The New England Patriots are set to face off against the LA Rams, and it’s sure to be an entertaining game. If you’ve cut the cord, don’t fret! You can still tune in and watch the Super Bowl.
There’s nothing quite like watching the Super Bowl—and all the fantastic commercials—in real time. You have a few different options when it comes to watching the Super Bowl if you’ve cut the cord, ranging from completely free to a couple hundred dollars.
Option 1: Watch with an Over-the-Air Antenna
If you want to get all of your costs out of the way up front, grab an Over-the-Air (OTA) antenna and (possibly) a TV tuner. These antennas work the same way they did when you were a kid: plug them into your television or tuner with a coaxial cable, give it a moment to scan the channels, and watch away! You won’t have a monthly bill to worry about, and you should be able to get the Super Bowl.
The Super Bowl is on CBS, so the important thing is to make sure you buy an antenna that can pick up your nearest CBS affiliate. If you’re not sure, the FCC has a handy tool that lets you enter your address and find out how far away the station is. Then, just buy an antenna that covers at least the distance to that station.
If you want to watch the big game on multiple devices in your home—or you’re using a projector or another display that doesn’t have a built-in TV tuner—you’ll want to get an external tuner like the Amazon Fire TV Recast. This will connect to your home network, and let you stream any programs coming from the antenna to any of your other screens.
Option 2: Watch With a Streaming Service
Services like YouTube TV and Hulu with Live TV are fantastic for replacing cable for all of your live TV needs, including the Super Bowl. Both services offer free trials for new users—one month for YouTube TV and one week for Hulu—so if you’ve never used either service, you can watch the big game for free. If you like having access to live TV, stay subscribed to each service: you’ll pay $40 a month for either YouTube TV and Hulu with Live TV. Sling TV and PlayStation Vue don’t include CBS, so you can’t use these services to watch the Super Bowl.

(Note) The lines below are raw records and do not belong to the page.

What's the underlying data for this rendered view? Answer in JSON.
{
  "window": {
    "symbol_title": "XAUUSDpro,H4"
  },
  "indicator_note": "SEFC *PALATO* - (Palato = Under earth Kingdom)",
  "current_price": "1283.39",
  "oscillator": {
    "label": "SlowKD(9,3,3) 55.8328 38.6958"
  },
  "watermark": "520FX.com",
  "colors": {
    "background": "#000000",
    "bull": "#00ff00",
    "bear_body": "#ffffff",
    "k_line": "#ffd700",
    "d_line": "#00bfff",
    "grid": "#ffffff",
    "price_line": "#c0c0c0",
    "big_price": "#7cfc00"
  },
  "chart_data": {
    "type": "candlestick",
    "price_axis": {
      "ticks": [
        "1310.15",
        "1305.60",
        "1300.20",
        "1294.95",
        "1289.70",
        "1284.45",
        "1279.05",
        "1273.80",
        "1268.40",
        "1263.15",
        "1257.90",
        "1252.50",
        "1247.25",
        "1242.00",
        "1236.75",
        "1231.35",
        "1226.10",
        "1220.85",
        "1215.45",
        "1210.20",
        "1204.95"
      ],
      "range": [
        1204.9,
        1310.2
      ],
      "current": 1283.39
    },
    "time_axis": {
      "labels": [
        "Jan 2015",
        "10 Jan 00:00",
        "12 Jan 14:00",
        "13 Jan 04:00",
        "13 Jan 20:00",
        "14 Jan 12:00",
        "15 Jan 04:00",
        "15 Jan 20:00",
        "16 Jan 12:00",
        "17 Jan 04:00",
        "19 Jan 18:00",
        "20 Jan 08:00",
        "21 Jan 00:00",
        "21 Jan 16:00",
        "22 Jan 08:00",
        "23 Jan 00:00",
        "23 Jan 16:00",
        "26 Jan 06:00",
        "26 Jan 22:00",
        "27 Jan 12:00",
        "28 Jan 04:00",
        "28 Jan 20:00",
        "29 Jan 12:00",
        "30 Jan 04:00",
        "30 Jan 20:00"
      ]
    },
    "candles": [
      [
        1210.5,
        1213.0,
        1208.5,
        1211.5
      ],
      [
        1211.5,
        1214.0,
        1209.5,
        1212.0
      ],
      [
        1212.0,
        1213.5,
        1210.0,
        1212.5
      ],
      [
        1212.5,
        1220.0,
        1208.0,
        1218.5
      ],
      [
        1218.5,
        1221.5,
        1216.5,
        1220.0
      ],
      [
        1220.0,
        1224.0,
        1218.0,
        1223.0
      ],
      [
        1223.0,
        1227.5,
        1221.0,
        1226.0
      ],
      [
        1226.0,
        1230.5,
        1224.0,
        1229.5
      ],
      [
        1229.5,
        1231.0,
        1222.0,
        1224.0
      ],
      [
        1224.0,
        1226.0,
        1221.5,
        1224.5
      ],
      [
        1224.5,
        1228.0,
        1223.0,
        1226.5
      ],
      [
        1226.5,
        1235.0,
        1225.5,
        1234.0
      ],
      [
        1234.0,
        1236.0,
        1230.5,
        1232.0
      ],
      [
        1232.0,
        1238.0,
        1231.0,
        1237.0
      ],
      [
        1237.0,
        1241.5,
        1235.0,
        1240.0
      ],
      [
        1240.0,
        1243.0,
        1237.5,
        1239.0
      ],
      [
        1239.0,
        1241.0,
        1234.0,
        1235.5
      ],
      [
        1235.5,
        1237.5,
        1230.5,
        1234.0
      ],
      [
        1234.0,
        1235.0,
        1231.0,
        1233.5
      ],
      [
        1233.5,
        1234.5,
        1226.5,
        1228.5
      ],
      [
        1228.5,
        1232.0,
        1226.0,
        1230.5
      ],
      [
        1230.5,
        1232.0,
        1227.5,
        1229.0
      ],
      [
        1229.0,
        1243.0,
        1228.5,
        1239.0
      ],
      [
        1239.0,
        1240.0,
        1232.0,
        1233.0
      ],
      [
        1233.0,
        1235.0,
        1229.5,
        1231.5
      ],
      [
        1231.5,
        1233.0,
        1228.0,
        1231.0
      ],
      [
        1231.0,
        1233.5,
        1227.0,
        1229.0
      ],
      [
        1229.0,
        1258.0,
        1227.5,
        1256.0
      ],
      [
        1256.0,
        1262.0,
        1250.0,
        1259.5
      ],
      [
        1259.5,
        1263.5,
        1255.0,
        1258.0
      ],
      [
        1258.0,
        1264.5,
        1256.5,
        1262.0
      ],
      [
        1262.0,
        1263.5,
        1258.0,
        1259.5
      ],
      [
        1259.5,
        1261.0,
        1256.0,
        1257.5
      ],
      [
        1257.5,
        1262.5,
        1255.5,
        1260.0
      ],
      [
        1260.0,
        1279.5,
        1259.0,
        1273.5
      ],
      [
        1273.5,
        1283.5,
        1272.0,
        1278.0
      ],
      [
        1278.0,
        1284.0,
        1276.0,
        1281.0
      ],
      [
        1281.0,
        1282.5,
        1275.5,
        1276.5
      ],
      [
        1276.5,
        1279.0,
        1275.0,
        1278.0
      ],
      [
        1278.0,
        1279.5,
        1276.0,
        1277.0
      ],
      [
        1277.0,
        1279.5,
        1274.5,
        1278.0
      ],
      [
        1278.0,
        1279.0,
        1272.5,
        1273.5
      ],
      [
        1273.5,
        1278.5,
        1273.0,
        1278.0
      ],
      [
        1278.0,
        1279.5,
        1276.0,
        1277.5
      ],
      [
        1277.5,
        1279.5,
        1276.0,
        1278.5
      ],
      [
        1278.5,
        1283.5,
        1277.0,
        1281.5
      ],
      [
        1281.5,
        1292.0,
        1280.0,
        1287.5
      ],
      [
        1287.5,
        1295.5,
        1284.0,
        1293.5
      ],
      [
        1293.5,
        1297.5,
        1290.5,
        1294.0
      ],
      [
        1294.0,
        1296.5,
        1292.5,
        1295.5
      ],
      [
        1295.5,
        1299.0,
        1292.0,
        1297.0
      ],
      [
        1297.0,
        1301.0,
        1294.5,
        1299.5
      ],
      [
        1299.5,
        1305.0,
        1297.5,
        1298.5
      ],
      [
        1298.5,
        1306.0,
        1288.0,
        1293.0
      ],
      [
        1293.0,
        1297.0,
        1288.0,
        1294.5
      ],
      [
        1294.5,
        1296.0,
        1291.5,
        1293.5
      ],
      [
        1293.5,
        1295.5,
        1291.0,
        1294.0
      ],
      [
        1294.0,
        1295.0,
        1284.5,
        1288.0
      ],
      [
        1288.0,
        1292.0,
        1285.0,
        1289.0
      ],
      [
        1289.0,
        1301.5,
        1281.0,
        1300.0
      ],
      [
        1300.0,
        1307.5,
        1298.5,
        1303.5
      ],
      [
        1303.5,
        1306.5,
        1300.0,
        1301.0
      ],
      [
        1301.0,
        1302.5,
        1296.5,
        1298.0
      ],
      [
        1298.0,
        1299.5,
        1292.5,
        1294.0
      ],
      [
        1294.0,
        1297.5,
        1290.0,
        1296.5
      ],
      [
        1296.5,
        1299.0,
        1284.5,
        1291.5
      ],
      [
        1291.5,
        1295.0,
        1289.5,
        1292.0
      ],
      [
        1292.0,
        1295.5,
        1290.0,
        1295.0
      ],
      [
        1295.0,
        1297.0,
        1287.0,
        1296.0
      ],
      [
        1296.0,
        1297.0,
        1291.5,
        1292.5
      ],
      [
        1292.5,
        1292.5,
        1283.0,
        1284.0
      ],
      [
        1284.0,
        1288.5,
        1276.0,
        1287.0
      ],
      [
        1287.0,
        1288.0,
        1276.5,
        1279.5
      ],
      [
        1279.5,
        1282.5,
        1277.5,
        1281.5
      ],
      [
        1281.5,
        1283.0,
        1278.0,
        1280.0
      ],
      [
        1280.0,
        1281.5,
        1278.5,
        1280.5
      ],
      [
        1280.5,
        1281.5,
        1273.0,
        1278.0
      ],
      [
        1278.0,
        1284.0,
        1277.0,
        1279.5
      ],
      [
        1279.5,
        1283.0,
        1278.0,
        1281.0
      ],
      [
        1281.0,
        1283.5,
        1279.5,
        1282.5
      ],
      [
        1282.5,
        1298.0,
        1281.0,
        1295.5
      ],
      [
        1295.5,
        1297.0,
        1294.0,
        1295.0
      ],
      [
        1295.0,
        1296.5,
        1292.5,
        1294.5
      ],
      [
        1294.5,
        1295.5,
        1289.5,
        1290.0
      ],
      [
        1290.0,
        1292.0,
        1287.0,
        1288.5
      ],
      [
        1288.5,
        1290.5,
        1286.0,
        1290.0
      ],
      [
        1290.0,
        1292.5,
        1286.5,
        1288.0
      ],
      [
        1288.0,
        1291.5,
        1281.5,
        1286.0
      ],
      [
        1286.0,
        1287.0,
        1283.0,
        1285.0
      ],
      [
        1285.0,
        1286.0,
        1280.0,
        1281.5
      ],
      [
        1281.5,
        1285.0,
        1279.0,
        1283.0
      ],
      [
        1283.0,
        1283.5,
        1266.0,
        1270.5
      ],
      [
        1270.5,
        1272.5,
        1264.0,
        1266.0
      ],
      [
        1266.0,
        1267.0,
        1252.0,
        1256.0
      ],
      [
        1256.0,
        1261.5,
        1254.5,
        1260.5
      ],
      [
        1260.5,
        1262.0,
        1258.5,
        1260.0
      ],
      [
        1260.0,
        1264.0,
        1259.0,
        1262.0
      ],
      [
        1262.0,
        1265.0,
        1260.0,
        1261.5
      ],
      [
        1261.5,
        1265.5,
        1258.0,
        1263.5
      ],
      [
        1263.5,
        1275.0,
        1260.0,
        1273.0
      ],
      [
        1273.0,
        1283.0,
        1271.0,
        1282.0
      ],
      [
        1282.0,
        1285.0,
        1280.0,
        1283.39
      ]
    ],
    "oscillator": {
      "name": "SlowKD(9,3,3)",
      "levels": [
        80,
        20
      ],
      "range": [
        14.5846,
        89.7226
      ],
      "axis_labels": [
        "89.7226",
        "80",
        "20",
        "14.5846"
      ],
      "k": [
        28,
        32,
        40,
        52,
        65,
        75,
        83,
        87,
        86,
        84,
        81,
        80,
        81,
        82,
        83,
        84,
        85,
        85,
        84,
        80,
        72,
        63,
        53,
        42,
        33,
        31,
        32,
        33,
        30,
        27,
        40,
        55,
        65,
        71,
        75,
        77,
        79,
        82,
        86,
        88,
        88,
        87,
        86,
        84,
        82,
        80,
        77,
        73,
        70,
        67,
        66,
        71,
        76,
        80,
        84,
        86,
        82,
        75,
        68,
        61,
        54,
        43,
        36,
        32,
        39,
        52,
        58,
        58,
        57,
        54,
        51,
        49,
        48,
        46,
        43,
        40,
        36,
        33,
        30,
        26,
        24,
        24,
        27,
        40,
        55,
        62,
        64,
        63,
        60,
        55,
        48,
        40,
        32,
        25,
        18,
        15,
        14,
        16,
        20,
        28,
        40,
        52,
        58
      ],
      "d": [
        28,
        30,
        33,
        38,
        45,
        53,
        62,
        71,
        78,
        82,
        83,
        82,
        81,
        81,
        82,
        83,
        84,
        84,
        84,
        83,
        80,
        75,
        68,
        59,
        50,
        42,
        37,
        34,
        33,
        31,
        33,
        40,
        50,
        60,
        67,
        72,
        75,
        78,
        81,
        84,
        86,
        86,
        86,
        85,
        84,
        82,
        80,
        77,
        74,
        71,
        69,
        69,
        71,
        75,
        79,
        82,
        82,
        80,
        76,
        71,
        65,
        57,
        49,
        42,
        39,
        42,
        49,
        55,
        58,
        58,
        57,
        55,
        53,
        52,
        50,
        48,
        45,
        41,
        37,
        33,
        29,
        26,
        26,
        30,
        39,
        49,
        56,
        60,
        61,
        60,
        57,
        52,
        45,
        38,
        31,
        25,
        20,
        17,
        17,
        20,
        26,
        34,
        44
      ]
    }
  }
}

CBS is also allowing CBS All Access Subscribers to watch the Super Bowl live, so you may be able to use one more free trial if you’ve used the other services’ trials already. CBS All Access lets you have a one-week free trial, after which you’ll pay $6 per month if you don’t mind commercials and $10 per month for commercial-free viewing.
One big caveat with using a streaming service is reliability. That’s normally not an issue, but Hulu’s live stream completely crashed in the last moments of 2018’s game. We have to hope that Hulu and other streaming providers have done work to prevent that this year, but there’s no telling what will happen until the game starts.
Option 3: Go to a Public Viewing or a Friend’s House
Simple: if someone else is paying for a way to watch the Super Bowl, it’s probably easier to go to their house or venue and watch it. Be a good friend and bring some drinks for the host, or buy some drinks at your local sports bar to pay for your portion of the electricity. Plus, you get more people with whom to enjoy the awesome commercials!
If you’re outside the United States, don’t fret! The easiest method is to subscribe to NFL Game Pass, which will let you watch any football game. If you’re in the United Kingdom, you’ll be able to watch on the BBC iPlayer or Sky Sports. Failing that, you can sign up for a VPN, set your location to the United States, then use one of the streaming options listed above.
What Not To Do
You may have heard of some shady methods to watch the game that are 100% free. Those will be free, but they’ll also likely be illegal. In addition to breaking the law, the stream will probably cut out some time in the middle of the game. Save yourself the heartache and stick to legal methods.
No matter how you watch the Super Bowl, pop some popcorn, have some drinks, and enjoy the game!